Ontario mortgage delinquencies are rising – but no need for wider panic (yet)

Why the latest uptick isn't a huge immediate cause for wider mortgage market concern

Ontario mortgage delinquencies are rising – but no need for wider panic (yet)

A growing number of homeowners in Ontario are missing mortgage payments as borrowers face renewal at higher interest rates – but the fact that the current level of delinquencies remains low by historical standards means there’s no cause for alarm just yet, according to a prominent mortgage professional based in the province.

New Equifax data showed Ontario’s mortgage delinquency rate, meaning the percentage of homeowners who have not made a mortgage payment for more than 90 days, crept up to 0.22% in the fourth quarter of 2024 compared with 0.19% in Q3.

That’s also a significant jump over 2023’s fourth quarter, when the delinquency rate was 0.12%, and a much faster rise in delinquencies than other provinces such as Quebec and British Columbia.

Still, mortgage market watchers should take that growth with a pinch of salt, Outline Financial managing partner Joanna Lang (pictured top) told Canadian Mortgage Professional.

Ontario’s delinquency rate remains below the levels seen between Q3 2012 and the beginning of 2016, and Lang said the number of borrowers required to stress-test their mortgages even when rates were much lower suggested most would be equipped to handle higher borrowing costs upon renewal.

“The only ones that are reporting are the big banks – so we don’t know about 5% of the market, on certain types of B lending or private lending,” she said. “But in general terms, if you’re coming up for renewal now and got a mortgage at 2.2% you were qualifying at 5.4%, 5.5%. Five years later, you can renew this mortgage at around 4.2%, let’s say.

“But your payment is not doubling, and it’s five years later. You have a smaller balance because you paid that [mortgage] down with those low rates, your actual rate is still lower than what you qualified for, and most people now can go back and restructure it, re-amortize it.”

Falling rates give borrowers reason for encouragement at renewal time

Interest rates shot higher in the early months of 2022 as the Bank of Canada’s war on inflation began – but they’ve tumbled since last year, with the central bank making six successive interest rate cuts and fixed rates also diving as economic uncertainty pummelled 10-year government bond yields.

That’s improved the outlook for consumers renewing their mortgage and eased worries of a so-called “renewal cliff”, although delinquencies remain a prominent concern for plenty of borrowers.

“Who is being hit, I think, is that percentage of people… that treat their home as a bank machine,” Lang said. “They would refi every so many years and then tack in all the debt under.

“Generally, if they bought within the last five years, their house price is probably flattish.
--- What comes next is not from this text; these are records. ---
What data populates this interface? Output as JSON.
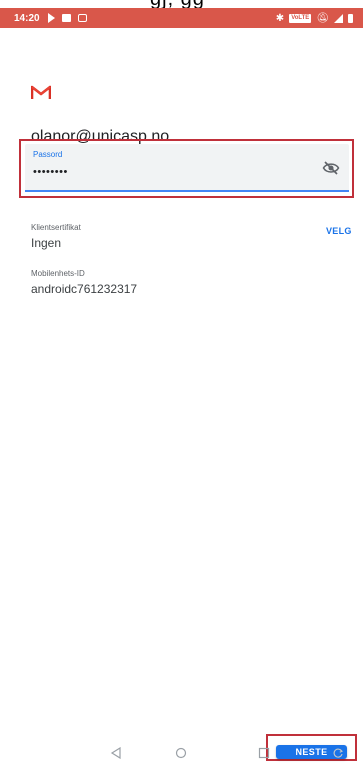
{
  "status_bar": {
    "time": "14:20",
    "volte_badge": "VoLTE"
  },
  "top_crop_text": "gj, gg",
  "account": {
    "email": "olanor@unicasp.no"
  },
  "password_field": {
    "label": "Passord",
    "value": "••••••••"
  },
  "client_certificate": {
    "label": "Klientsertifikat",
    "value": "Ingen",
    "action": "VELG"
  },
  "mobile_id": {
    "label": "Mobilenhets-ID",
    "value": "androidc761232317"
  },
  "next_button": {
    "label": "NESTE"
  },
  "colors": {
    "status_bar": "#d9574a",
    "accent_blue": "#1a73e8",
    "highlight_red": "#c0303a",
    "field_bg": "#f1f3f4"
  },
  "icons": {
    "logo": "gmail-icon",
    "visibility": "visibility-off-icon",
    "nav_back": "back-icon",
    "nav_home": "home-icon",
    "nav_recents": "recents-icon",
    "nav_rotate": "rotate-icon"
  }
}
But now they’ve racked up the debt and they can’t use the house as a bank machine because there’s no equity to do that. So I could see how those ones are in pain.”
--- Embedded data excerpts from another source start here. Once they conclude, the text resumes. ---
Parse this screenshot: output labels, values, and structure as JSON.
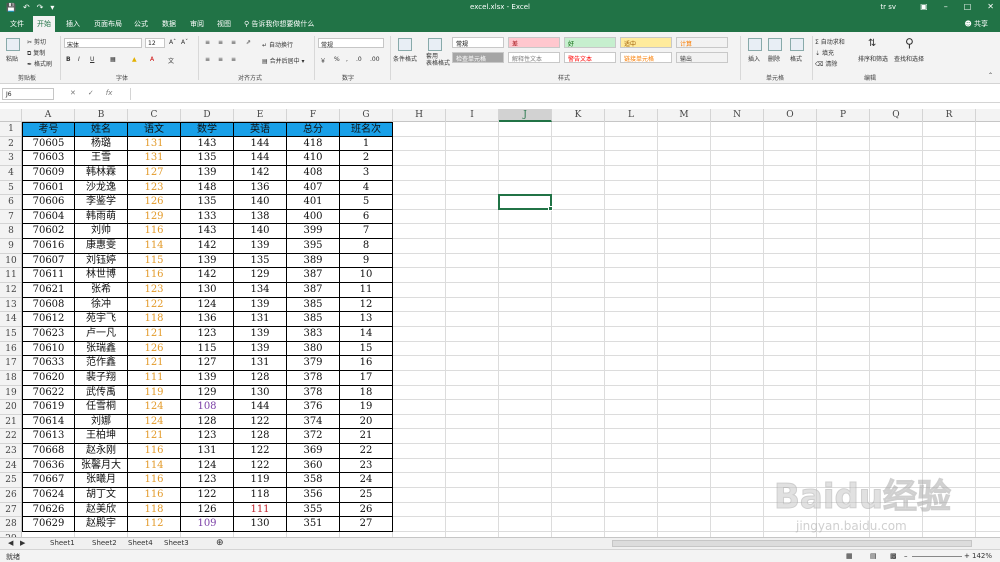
{
  "window": {
    "title": "excel.xlsx - Excel",
    "user": "tr sv",
    "share": "共享"
  },
  "tabs": [
    "文件",
    "开始",
    "插入",
    "页面布局",
    "公式",
    "数据",
    "审阅",
    "视图"
  ],
  "tell_me": "告诉我你想要做什么",
  "ribbon": {
    "clipboard": {
      "paste": "粘贴",
      "cut": "剪切",
      "copy": "复制",
      "format_painter": "格式刷",
      "label": "剪贴板"
    },
    "font": {
      "name": "宋体",
      "size": "12",
      "label": "字体"
    },
    "alignment": {
      "wrap": "自动换行",
      "merge": "合并后居中",
      "label": "对齐方式"
    },
    "number": {
      "format": "常规",
      "label": "数字"
    },
    "styles": {
      "cond": "条件格式",
      "table": "套用\n表格格式",
      "cells": [
        {
          "text": "常规",
          "bg": "#ffffff",
          "fg": "#000000"
        },
        {
          "text": "差",
          "bg": "#ffc7ce",
          "fg": "#9c0006"
        },
        {
          "text": "好",
          "bg": "#c6efce",
          "fg": "#006100"
        },
        {
          "text": "适中",
          "bg": "#ffeb9c",
          "fg": "#9c5700"
        },
        {
          "text": "计算",
          "bg": "#f2f2f2",
          "fg": "#fa7d00"
        },
        {
          "text": "检查单元格",
          "bg": "#a5a5a5",
          "fg": "#ffffff"
        },
        {
          "text": "解释性文本",
          "bg": "#ffffff",
          "fg": "#7f7f7f"
        },
        {
          "text": "警告文本",
          "bg": "#ffffff",
          "fg": "#ff0000"
        },
        {
          "text": "链接单元格",
          "bg": "#ffffff",
          "fg": "#fa7d00"
        },
        {
          "text": "输出",
          "bg": "#f2f2f2",
          "fg": "#3f3f3f"
        }
      ],
      "label": "样式"
    },
    "cells": {
      "insert": "插入",
      "delete": "删除",
      "format": "格式",
      "label": "单元格"
    },
    "editing": {
      "autosum": "自动求和",
      "fill": "填充",
      "clear": "清除",
      "sort": "排序和筛选",
      "find": "查找和选择",
      "label": "编辑"
    }
  },
  "formula_bar": {
    "name_box": "J6",
    "fx": "fx",
    "value": ""
  },
  "columns": [
    "A",
    "B",
    "C",
    "D",
    "E",
    "F",
    "G",
    "H",
    "I",
    "J",
    "K",
    "L",
    "M",
    "N",
    "O",
    "P",
    "Q",
    "R"
  ],
  "selected_column": "J",
  "headers": [
    "考号",
    "姓名",
    "语文",
    "数学",
    "英语",
    "总分",
    "班名次"
  ],
  "rows": [
    [
      "70605",
      "杨璐",
      "131",
      "143",
      "144",
      "418",
      "1"
    ],
    [
      "70603",
      "王雪",
      "131",
      "135",
      "144",
      "410",
      "2"
    ],
    [
      "70609",
      "韩林霖",
      "127",
      "139",
      "142",
      "408",
      "3"
    ],
    [
      "70601",
      "沙龙逸",
      "123",
      "148",
      "136",
      "407",
      "4"
    ],
    [
      "70606",
      "李鉴学",
      "126",
      "135",
      "140",
      "401",
      "5"
    ],
    [
      "70604",
      "韩雨萌",
      "129",
      "133",
      "138",
      "400",
      "6"
    ],
    [
      "70602",
      "刘帅",
      "116",
      "143",
      "140",
      "399",
      "7"
    ],
    [
      "70616",
      "康惠雯",
      "114",
      "142",
      "139",
      "395",
      "8"
    ],
    [
      "70607",
      "刘钰婷",
      "115",
      "139",
      "135",
      "389",
      "9"
    ],
    [
      "70611",
      "林世博",
      "116",
      "142",
      "129",
      "387",
      "10"
    ],
    [
      "70621",
      "张希",
      "123",
      "130",
      "134",
      "387",
      "11"
    ],
    [
      "70608",
      "徐冲",
      "122",
      "124",
      "139",
      "385",
      "12"
    ],
    [
      "70612",
      "苑宇飞",
      "118",
      "136",
      "131",
      "385",
      "13"
    ],
    [
      "70623",
      "卢一凡",
      "121",
      "123",
      "139",
      "383",
      "14"
    ],
    [
      "70610",
      "张瑞鑫",
      "126",
      "115",
      "139",
      "380",
      "15"
    ],
    [
      "70633",
      "范作鑫",
      "121",
      "127",
      "131",
      "379",
      "16"
    ],
    [
      "70620",
      "裴子翔",
      "111",
      "139",
      "128",
      "378",
      "17"
    ],
    [
      "70622",
      "武传禹",
      "119",
      "129",
      "130",
      "378",
      "18"
    ],
    [
      "70619",
      "任雪桐",
      "124",
      "108",
      "144",
      "376",
      "19"
    ],
    [
      "70614",
      "刘娜",
      "124",
      "128",
      "122",
      "374",
      "20"
    ],
    [
      "70613",
      "王柏坤",
      "121",
      "123",
      "128",
      "372",
      "21"
    ],
    [
      "70668",
      "赵永刚",
      "116",
      "131",
      "122",
      "369",
      "22"
    ],
    [
      "70636",
      "张馨月大",
      "114",
      "124",
      "122",
      "360",
      "23"
    ],
    [
      "70667",
      "张曦月",
      "116",
      "123",
      "119",
      "358",
      "24"
    ],
    [
      "70624",
      "胡丁文",
      "116",
      "122",
      "118",
      "356",
      "25"
    ],
    [
      "70626",
      "赵美欣",
      "118",
      "126",
      "111",
      "355",
      "26"
    ],
    [
      "70629",
      "赵殿宇",
      "112",
      "109",
      "130",
      "351",
      "27"
    ]
  ],
  "colors": {
    "excel_green": "#217346",
    "header_fill": "#19a0e8",
    "chinese_score": "#e39b2b",
    "low_math": "#7b3fa6",
    "low_english": "#c0232c"
  },
  "sheets": [
    "Sheet1",
    "Sheet2",
    "Sheet4",
    "Sheet3"
  ],
  "active_sheet": "Sheet1",
  "status": {
    "ready": "就绪",
    "zoom": "142%"
  },
  "watermark": {
    "text": "Baidu经验",
    "url": "jingyan.baidu.com"
  }
}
What’s more, Canadians will generally prioritize their mortgage and keeping their home above all other outlays, meaning they’ll strive to meet those payment obligations even if it means dipping into savings or cutting back in other areas.

“An average person who is trying to balance their budget and their mortgage payment is going to go up by a certain amount – it’s going to hurt, but it’s going to hurt the vacation budget, the Starbucks budget, and all of that,” Lang said. “I think it’s still a very, very low number – but if you talk proportions of increase, it’s a very good headline.”

Still – mortgage delinquencies suggest financial troubles elsewhere

But households missing their mortgage payment for more than three months usually means they’ve been experiencing financial stress in other areas for a longer period, CMHC noted last year.

“If their financial situation persists or worsens, consumers may choose to sell some of their assets to keep up with their mortgage payments,” a national housing agency report said. “With prolonged financial stress, homeowners could exhaust their financial resources, leading to missed mortgage payments and mortgage arrears, putting them at high risk of default.”